The API reference for the energy_balance_model explains more.

Species configs

species_configs define the behaviour of individual species: most variables have a species dimension, some also have a gasbox dimension. It contains the following variables:

  • tropospheric_adjustment

  • forcing_efficacy

  • forcing_temperature_feedback

  • forcing_scale

  • partition_fraction

  • unperturbed_lifetime

  • molecular_weight

  • baseline_concentration

  • iirf_0

  • iirf_airborne

  • iirf_uptake

  • iirf_temperature

  • baseline_emissions

  • g0

  • g1

  • concentration_per_emission

  • forcing_reference_concentration

  • greenhouse_gas_radiative_efficiency

  • contrails_radiative_efficiency

  • erfari_radiative_efficiency

  • h2o_stratospheric_factor

  • lapsi_radiative_efficiency

  • land_use_cumulative_emissions_to_forcing

  • ozone_radiative_efficiency

  • aci_scale

  • aci_shape

  • cl_atoms

  • br_atoms

  • fractional_release

  • ch4_lifetime_chemical_sensitivity

  • lifetime_temperature_sensitivity

There are a lot of things that can be modified here. If you want to use default values for your defined species, you can use:

f.fill_species_configs()

To override a default (or to fill it in if you didn’t use fill_species_configs()), modify the xarray directly or use fill():

fill(f.species_configs["aci_shape"], 0.0370, config='UKESM', specie='Sulfur')

Run

As simple as:

f.run()

The outputs are stored in the xarray attributes. For example, if you ran emissions-driven, you should (if everything worked) find concentrations in f.concentration calculated for species that were declared as greenhouse gases. And vice versa: FaIR will automatically back-calculate emissions where greenhouse gas concentrations are provided, if you set up your run this way.

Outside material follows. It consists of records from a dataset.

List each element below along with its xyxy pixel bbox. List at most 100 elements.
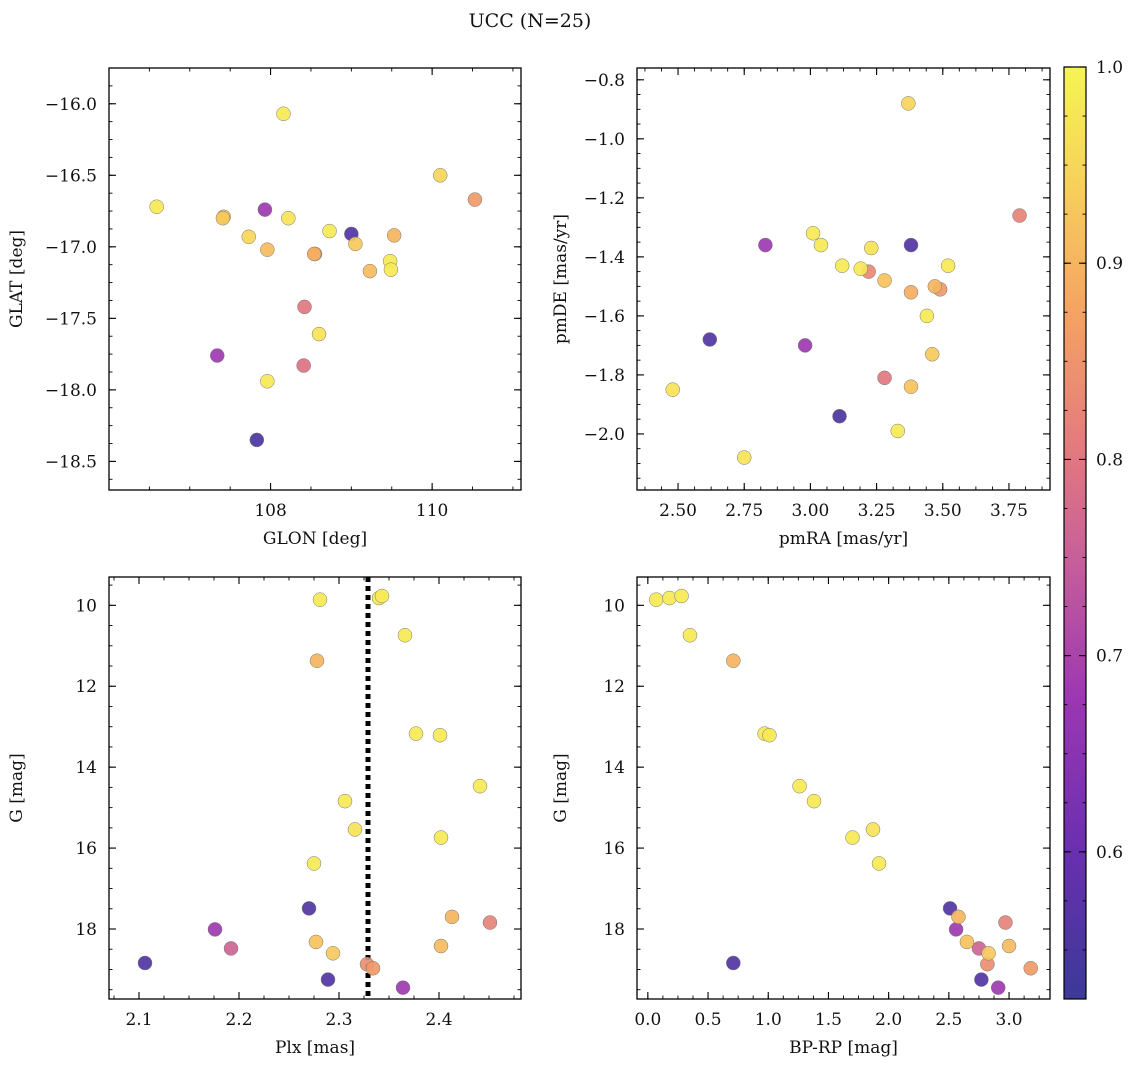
scatter-point [726,955,741,971]
y-axis-label: pmDE [mas/yr] [551,214,571,344]
x-tick-label: 2.2 [225,1010,252,1030]
scatter-point [674,588,689,604]
y-tick-label: 12 [75,677,97,697]
scatter-point [662,590,677,606]
scatter-point [207,922,223,937]
scatter-point [257,202,273,217]
panel-2: 2.50 2.75 3.00 3.25 3.50 3.75 −0.8 −1.0 −1.2 −1.4… [551,67,1051,549]
scatter-point [308,934,324,950]
scatter-point [864,240,879,256]
y-axis-label: GLAT [deg] [7,230,27,328]
scatter-point [347,822,363,837]
plot-frame [636,576,1051,1000]
y-tick-label: 18 [603,920,625,940]
panel-3: 2.1 2.2 2.3 2.4 10 12 14 16 18 Plx [mas] G [mag] [7,576,522,1058]
colorbar-tick-label: 0.6 [1096,843,1123,863]
scatter-point [337,793,353,809]
scatter-point [432,727,448,743]
scatter-point [306,856,322,871]
scatter-point [665,382,680,397]
x-axis-label: pmRA [mas/yr] [779,529,908,549]
y-tick-label: 10 [75,596,97,616]
scatter-point [374,588,390,604]
scatter-point [301,901,317,916]
y-axis-label: G [mag] [551,753,571,822]
scatter-point [1023,961,1038,976]
scatter-point [306,246,322,262]
scatter-point [322,223,337,239]
y-tick-label: −0.8 [584,71,625,91]
colorbar-tick-label: 1.0 [1096,58,1123,78]
scatter-point [649,592,664,607]
scatter-point [927,279,943,294]
scatter-point [974,972,989,987]
scatter-point [871,856,887,871]
scatter-point [408,726,424,741]
colorbar-tick-label: 0.8 [1096,450,1123,470]
x-tick-label: 108 [254,501,286,521]
scatter-point [215,210,231,226]
y-tick-label: −16.0 [45,95,97,115]
x-tick-label: 2.5 [935,1010,962,1030]
scatter-point [990,980,1006,995]
scatter-point [903,285,919,300]
scatter-point [260,374,275,389]
scatter-point [397,628,413,643]
scatter-point [149,199,164,215]
scatter-point [924,347,940,362]
scatter-point [797,338,813,353]
scatter-point [951,909,966,925]
scatter-point [210,348,225,363]
scatter-point [325,946,341,961]
y-tick-label: 16 [603,839,625,859]
scatter-point [365,961,381,976]
scatter-point [940,258,956,273]
x-tick-label: 3.25 [858,501,896,521]
scatter-point [395,980,411,995]
scatter-points [149,106,483,448]
scatter-point [297,299,312,315]
x-tick-label: 3.0 [996,1010,1023,1030]
scatter-point [702,332,718,347]
scatter-point [903,237,919,253]
plot-frame [108,576,522,1000]
y-tick-label: −17.0 [45,238,97,258]
figure-title: UCC (N=25) [469,10,592,32]
scatter-points [137,588,498,995]
scatter-point [482,915,498,930]
y-tick-label: −18.5 [45,452,97,472]
x-tick-label: 2.3 [325,1010,352,1030]
x-tick-label: 0.0 [634,1010,661,1030]
x-tick-label: 2.4 [425,1010,452,1030]
scatter-point [1001,938,1017,954]
scatter-point [249,432,265,448]
y-tick-label: −2.0 [584,425,625,445]
scatter-points [665,96,1027,465]
y-tick-label: 16 [75,839,97,859]
colorbar-tick-label: 0.7 [1096,647,1123,667]
scatter-point [890,423,906,439]
x-tick-label: 110 [416,501,448,521]
scatter-point [758,237,773,253]
y-tick-label: −16.5 [45,166,97,186]
scatter-point [998,915,1013,930]
scatter-point [281,210,296,226]
scatter-point [959,934,975,950]
x-tick-label: 3.00 [791,501,829,521]
scatter-point [792,778,807,794]
scatter-point [467,192,483,207]
scatter-point [309,653,325,669]
colorbar-gradient [1063,66,1087,1000]
scatter-point [433,938,449,954]
y-tick-label: 18 [75,920,97,940]
scatter-point [853,261,868,276]
scatter-point [296,358,311,373]
scatter-point [726,653,741,669]
y-tick-label: −1.4 [584,248,625,268]
scatter-point [877,273,892,288]
scatter-point [806,793,822,809]
scatter-point [762,727,777,743]
y-tick-label: −17.5 [45,309,97,329]
scatter-point [386,228,402,243]
scatter-point [845,830,860,845]
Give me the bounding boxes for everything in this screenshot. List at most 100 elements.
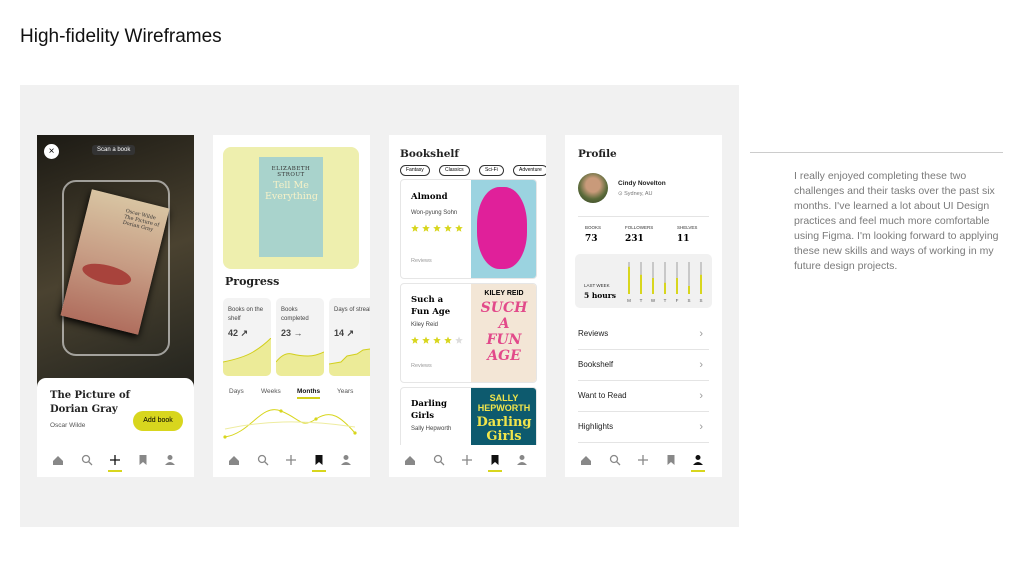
nav-icon[interactable] bbox=[53, 456, 63, 465]
nav-icon[interactable] bbox=[693, 455, 703, 465]
tab[interactable]: Years bbox=[337, 388, 354, 395]
filter-chip[interactable]: Classics bbox=[439, 165, 470, 176]
stat-value: 73 bbox=[585, 234, 598, 244]
section-heading: Bookshelf bbox=[400, 148, 459, 160]
cover-title: SUCH A FUN AGE bbox=[480, 300, 528, 364]
nav-icon[interactable] bbox=[257, 454, 269, 466]
bar bbox=[688, 286, 690, 294]
sparkline bbox=[223, 338, 271, 376]
stat-label: Days of streak bbox=[334, 307, 370, 313]
bar-track bbox=[688, 262, 690, 294]
nav-icon[interactable] bbox=[609, 454, 621, 466]
tab[interactable]: Days bbox=[229, 388, 244, 395]
book-card[interactable]: Such a Fun Age Kiley Reid Reviews KILEY … bbox=[400, 283, 537, 383]
nav-icon[interactable] bbox=[491, 455, 499, 465]
nav-icon[interactable] bbox=[433, 454, 445, 466]
stat-value: 42 ↗ bbox=[228, 328, 248, 339]
bottom-nav bbox=[565, 445, 722, 477]
close-button[interactable]: × bbox=[44, 144, 59, 159]
nav-indicator bbox=[312, 470, 326, 472]
nav-icon[interactable] bbox=[517, 455, 527, 465]
star bbox=[411, 336, 419, 344]
scan-frame bbox=[62, 180, 170, 356]
filter-chip[interactable]: Adventure bbox=[513, 165, 546, 176]
book-author: Won-pyung Sohn bbox=[411, 210, 458, 216]
nav-icon[interactable] bbox=[229, 456, 239, 465]
bottom-nav bbox=[389, 445, 546, 477]
stat-label: Books on the shelf bbox=[228, 307, 264, 322]
stat-number: 14 bbox=[334, 328, 345, 338]
reviews-link[interactable]: Reviews bbox=[411, 258, 432, 264]
nav-icon[interactable] bbox=[581, 456, 591, 465]
stat-value: 11 bbox=[677, 234, 690, 244]
description: I really enjoyed completing these two ch… bbox=[794, 170, 999, 272]
star bbox=[422, 336, 430, 344]
menu-item[interactable]: Want to Read bbox=[578, 381, 709, 412]
cover-author: SALLY HEPWORTH bbox=[477, 393, 531, 413]
nav-icon[interactable] bbox=[315, 455, 323, 465]
add-book-button[interactable]: Add book bbox=[133, 411, 183, 431]
cover-text: Oscar Wilde The Picture of Dorian Gray bbox=[122, 208, 161, 234]
bar bbox=[628, 266, 630, 294]
reviews-link[interactable]: Reviews bbox=[411, 363, 432, 369]
tab[interactable]: Weeks bbox=[261, 388, 281, 395]
nav-icon[interactable] bbox=[341, 455, 351, 465]
stat-value: 14 ↗ bbox=[334, 328, 354, 339]
book-card[interactable]: Almond Won-pyung Sohn Reviews bbox=[400, 179, 537, 279]
filter-chip[interactable]: Sci-Fi bbox=[479, 165, 504, 176]
star bbox=[444, 336, 452, 344]
divider bbox=[578, 216, 709, 217]
book-card: The Picture of Dorian Gray Oscar Wilde A… bbox=[37, 378, 194, 448]
nav-icon[interactable] bbox=[110, 455, 120, 465]
nav-indicator bbox=[691, 470, 705, 472]
profile-location: ⊙ Sydney, AU bbox=[618, 191, 653, 197]
menu-item[interactable]: Reviews bbox=[578, 319, 709, 350]
cover-panel: ELIZABETH STROUT Tell Me Everything bbox=[223, 147, 359, 269]
bottom-nav bbox=[213, 445, 370, 477]
filter-chip[interactable]: Fantasy bbox=[400, 165, 430, 176]
stat-label: Books completed bbox=[281, 307, 309, 322]
stat-trend: ↗ bbox=[240, 328, 249, 338]
cover-title: Darling Girls bbox=[476, 415, 532, 444]
day-label: T bbox=[664, 298, 667, 303]
nav-icon[interactable] bbox=[462, 455, 472, 465]
day-label: F bbox=[676, 298, 679, 303]
profile-screen: Profile Cindy Novelton ⊙ Sydney, AU BOOK… bbox=[565, 135, 722, 477]
tab-active[interactable]: Months bbox=[297, 388, 321, 399]
bar bbox=[700, 274, 702, 294]
lips-image bbox=[80, 259, 134, 290]
nav-icon[interactable] bbox=[165, 455, 175, 465]
stat-value: 23 → bbox=[281, 328, 303, 338]
progress-chart bbox=[223, 409, 357, 439]
nav-icon[interactable] bbox=[667, 455, 675, 465]
bar bbox=[664, 282, 666, 294]
bar-track bbox=[664, 262, 666, 294]
book-title: The Picture of Dorian Gray bbox=[50, 390, 130, 415]
scan-label: Scan a book bbox=[92, 145, 136, 155]
menu-item[interactable]: Highlights bbox=[578, 412, 709, 443]
book-author: Kiley Reid bbox=[411, 322, 439, 328]
stat-label: FOLLOWERS bbox=[625, 225, 654, 230]
book-cover: ELIZABETH STROUT Tell Me Everything bbox=[259, 157, 323, 257]
book-title: Such a Fun Age bbox=[411, 295, 451, 317]
week-total: 5 hours bbox=[584, 291, 616, 300]
rating bbox=[411, 336, 463, 344]
nav-icon[interactable] bbox=[286, 455, 296, 465]
nav-icon[interactable] bbox=[638, 455, 648, 465]
week-label: LAST WEEK bbox=[584, 283, 610, 288]
menu-item[interactable]: Bookshelf bbox=[578, 350, 709, 381]
book-cover bbox=[471, 180, 536, 278]
nav-indicator bbox=[108, 470, 122, 472]
star bbox=[422, 224, 430, 232]
stat-number: 23 bbox=[281, 328, 292, 338]
book-author: Oscar Wilde bbox=[50, 422, 86, 429]
bar bbox=[652, 278, 654, 294]
stat-trend: → bbox=[293, 328, 303, 338]
book-title: Darling Girls bbox=[411, 399, 447, 421]
nav-icon[interactable] bbox=[81, 454, 93, 466]
nav-icon[interactable] bbox=[405, 456, 415, 465]
nav-icon[interactable] bbox=[139, 455, 147, 465]
week-panel: LAST WEEK 5 hours M T W T F S S bbox=[575, 254, 712, 308]
location-text: Sydney, AU bbox=[624, 191, 653, 197]
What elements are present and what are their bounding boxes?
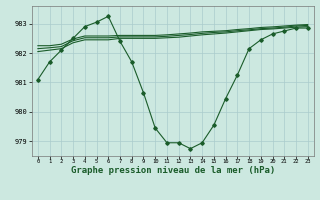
X-axis label: Graphe pression niveau de la mer (hPa): Graphe pression niveau de la mer (hPa)	[71, 166, 275, 175]
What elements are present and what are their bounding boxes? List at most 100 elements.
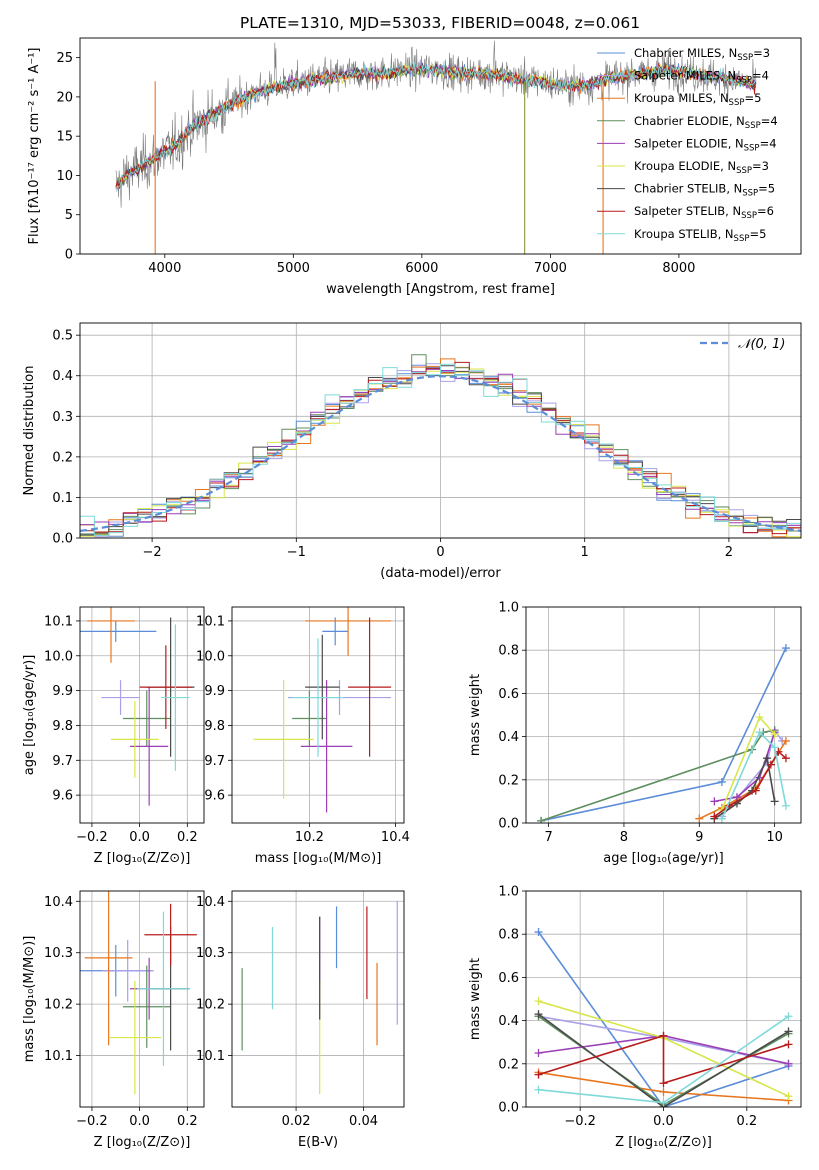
age-vs-massweight-point-marker: [537, 816, 546, 823]
z-vs-mass-ytick-label: 10.4: [44, 895, 73, 910]
z-vs-massweight-point-marker: [534, 928, 543, 937]
age-vs-massweight-lines: [537, 644, 790, 823]
ebv-vs-mass-ytick-label: 10.4: [196, 895, 225, 910]
age-vs-massweight-xtick-label: 8: [620, 830, 628, 845]
age-vs-massweight-point-marker: [710, 797, 719, 806]
z-vs-mass-xlabel: Z [log₁₀(Z/Z⊙)]: [94, 1135, 191, 1150]
z-vs-mass-ytick-label: 10.2: [44, 998, 73, 1013]
legend-subscript: SSP: [729, 98, 745, 108]
age-vs-massweight-point-marker: [781, 754, 790, 763]
legend-value: =4: [752, 69, 769, 83]
age-vs-massweight-point-marker: [763, 754, 772, 763]
residuals-ytick-label: 0.5: [52, 329, 73, 344]
residual-histograms: [80, 354, 801, 538]
mass-vs-age-frame: [231, 606, 405, 824]
age-vs-massweight-xlabel: age [log₁₀(age/yr)]: [603, 851, 724, 866]
spectrum-legend-label: Salpeter ELODIE, NSSP=4: [634, 136, 777, 153]
z-vs-age-xtick-label: 0.2: [177, 830, 198, 845]
z-vs-age-xtick-label: −0.2: [76, 830, 108, 845]
z-vs-massweight-point-marker: [659, 1098, 668, 1107]
mass-vs-age-xtick-label: 10.2: [295, 830, 324, 845]
residuals-ytick-label: 0.2: [52, 450, 73, 465]
age-vs-massweight-series-line: [721, 730, 787, 820]
spectrum-ytick-label: 20: [56, 90, 73, 105]
legend-value: =5: [749, 227, 766, 241]
age-vs-massweight-point-marker: [717, 777, 726, 786]
spectrum-legend-label: Salpeter MILES, NSSP=4: [634, 69, 769, 86]
z-vs-age-ytick-label: 9.7: [52, 754, 73, 769]
z-vs-massweight-point-marker: [534, 1010, 543, 1019]
z-vs-mass-xtick-label: 0.0: [129, 1114, 150, 1129]
z-vs-massweight-point-marker: [534, 1049, 543, 1057]
z-vs-age-ytick-label: 10.0: [44, 649, 73, 664]
z-vs-massweight-ytick-label: 0.4: [498, 1014, 519, 1029]
residuals-ytick-label: 0.0: [52, 532, 73, 547]
z-vs-massweight-xlabel: Z [log₁₀(Z/Z⊙)]: [615, 1135, 712, 1150]
z-vs-age-ytick-label: 9.6: [52, 789, 73, 804]
legend-value: =3: [753, 46, 770, 60]
z-vs-mass-frame: [79, 890, 205, 1108]
z-vs-massweight-point-marker: [784, 1059, 793, 1068]
z-vs-mass-errorbars: [80, 891, 197, 1095]
z-vs-massweight-ytick-label: 0.2: [498, 1057, 519, 1072]
z-vs-age-ytick-label: 9.8: [52, 719, 73, 734]
legend-subscript: SSP: [736, 76, 752, 86]
age-vs-massweight-ylabel: mass weight: [468, 674, 483, 756]
z-vs-age-xtick-label: 0.0: [129, 830, 150, 845]
age-vs-massweight-series-line: [540, 729, 775, 822]
z-vs-age-ytick-label: 9.9: [52, 684, 73, 699]
mass-vs-age-ytick-label: 9.8: [204, 719, 225, 734]
spectrum-model-line: [115, 61, 756, 192]
age-vs-massweight-point-marker: [710, 812, 719, 821]
spectrum-xtick-label: 8000: [662, 261, 695, 276]
legend-value: =5: [744, 91, 761, 105]
z-vs-massweight-point-marker: [534, 1070, 543, 1079]
age-vs-massweight-frame: [525, 606, 802, 824]
mass-vs-age-ytick-label: 10.1: [196, 614, 225, 629]
spectrum-xlabel: wavelength [Angstrom, rest frame]: [326, 282, 555, 297]
spectrum-xtick-label: 7000: [534, 261, 567, 276]
mass-vs-age-ytick-label: 9.9: [204, 684, 225, 699]
age-vs-massweight-point-marker: [781, 736, 790, 745]
legend-subscript: SSP: [741, 211, 757, 221]
legend-subscript: SSP: [736, 166, 752, 176]
z-vs-massweight-ytick-label: 0.6: [498, 971, 519, 986]
age-vs-massweight-point-marker: [695, 814, 704, 823]
z-vs-massweight-lines: [534, 928, 793, 1107]
z-vs-age-frame: [79, 606, 205, 824]
residual-histogram-step: [80, 358, 801, 538]
legend-value: =4: [760, 136, 777, 150]
spectrum-ytick-label: 10: [56, 169, 73, 184]
residuals-ytick-label: 0.1: [52, 491, 73, 506]
age-vs-massweight-ytick-label: 0.4: [498, 730, 519, 745]
age-vs-massweight-point-marker: [781, 801, 790, 810]
z-vs-massweight-point-marker: [784, 1027, 793, 1036]
age-vs-massweight-point-marker: [781, 644, 790, 653]
residuals-xtick-label: −2: [143, 545, 162, 560]
z-vs-massweight-ytick-label: 1.0: [498, 885, 519, 900]
z-vs-age-errorbars: [80, 607, 195, 806]
mass-vs-age-ytick-label: 9.6: [204, 789, 225, 804]
age-vs-massweight-ytick-label: 0.6: [498, 687, 519, 702]
z-vs-age-ytick-label: 10.1: [44, 614, 73, 629]
age-vs-massweight-series-line: [721, 728, 783, 818]
spectrum-lines: [115, 40, 757, 254]
z-vs-age-ylabel: age [log₁₀(age/yr)]: [22, 655, 37, 776]
ebv-vs-mass-ytick-label: 10.2: [196, 998, 225, 1013]
z-vs-massweight-series-line: [537, 931, 789, 1107]
z-vs-massweight-ylabel: mass weight: [468, 958, 483, 1040]
residuals-legend-label: 𝒩(0, 1): [738, 337, 785, 352]
residuals-xtick-label: 0: [436, 545, 444, 560]
spectrum-ytick-label: 25: [56, 51, 73, 66]
z-vs-massweight-xtick-label: 0.2: [736, 1114, 757, 1129]
residuals-xtick-label: 2: [725, 545, 733, 560]
mass-vs-age-errorbars: [253, 607, 392, 813]
residuals-xtick-label: 1: [581, 545, 589, 560]
z-vs-mass-ytick-label: 10.1: [44, 1049, 73, 1064]
age-vs-massweight-point-marker: [770, 797, 779, 806]
legend-subscript: SSP: [742, 189, 758, 199]
residuals-ytick-label: 0.3: [52, 410, 73, 425]
age-vs-massweight-point-marker: [751, 786, 760, 795]
age-vs-massweight-point-marker: [766, 760, 775, 769]
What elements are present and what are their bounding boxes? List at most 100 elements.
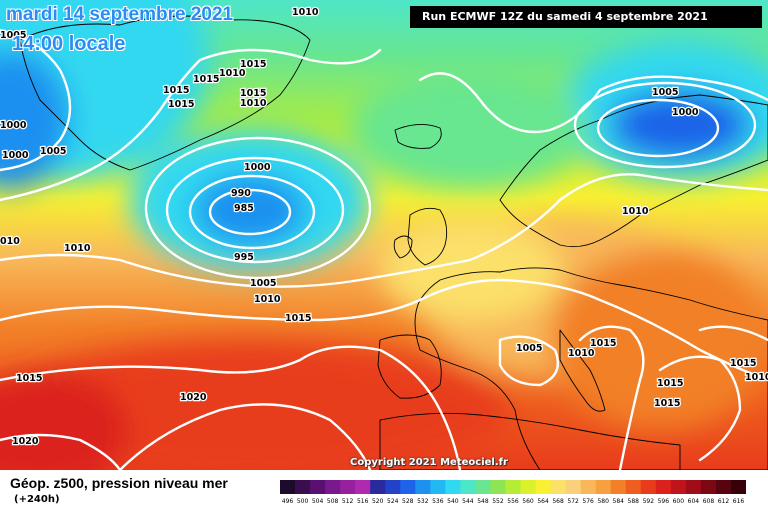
forecast-date: mardi 14 septembre 2021 — [6, 4, 234, 25]
legend-value: 496 — [282, 498, 294, 505]
legend-swatch — [430, 480, 446, 494]
isobar-labels: 1010 1005 1015 1010 1015 1015 1015 1010 … — [0, 6, 768, 449]
isobar-label: 995 — [234, 252, 254, 263]
legend-value: 508 — [327, 498, 339, 505]
legend-value: 568 — [552, 498, 564, 505]
isobar-label: 1015 — [590, 338, 616, 349]
legend-value: 548 — [477, 498, 489, 505]
legend-value: 500 — [297, 498, 309, 505]
legend-value: 528 — [402, 498, 414, 505]
legend-value: 584 — [613, 498, 625, 505]
legend-swatch — [355, 480, 371, 494]
model-run-info: Run ECMWF 12Z du samedi 4 septembre 2021 — [410, 6, 762, 28]
legend-value: 576 — [582, 498, 594, 505]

If you find unexpected NaNs in your outputs, it’s likely that something wasn’t initialised in the above steps. Take a look at the Examples for workflows that should reproduce. If you can’t figure it out and think it should work, raise an issue.

Glossary

ECS

The equilibrium climate sensitivity (ECS) is the long-term equilibrium global mean surface temperature response to a doubling of pre-industrial atmospheric CO2 concentrations with all other forcers fixed at pre-industrial. It is a measure of long-term sensitivity of climate.

TCR

The transient climate response (TCR) is the global mean surface temperature change at the point where double pre-industrial atmospheric CO2 concentration is reached in an experiment where CO2 concentration is increased at a compound rate of 1% per year and all other forcers fixed at pre-industrial. This is around 69.7 years (many models use 70 years). It is a measure of both long-term sensitivity of climate and medium-term rate of climate response.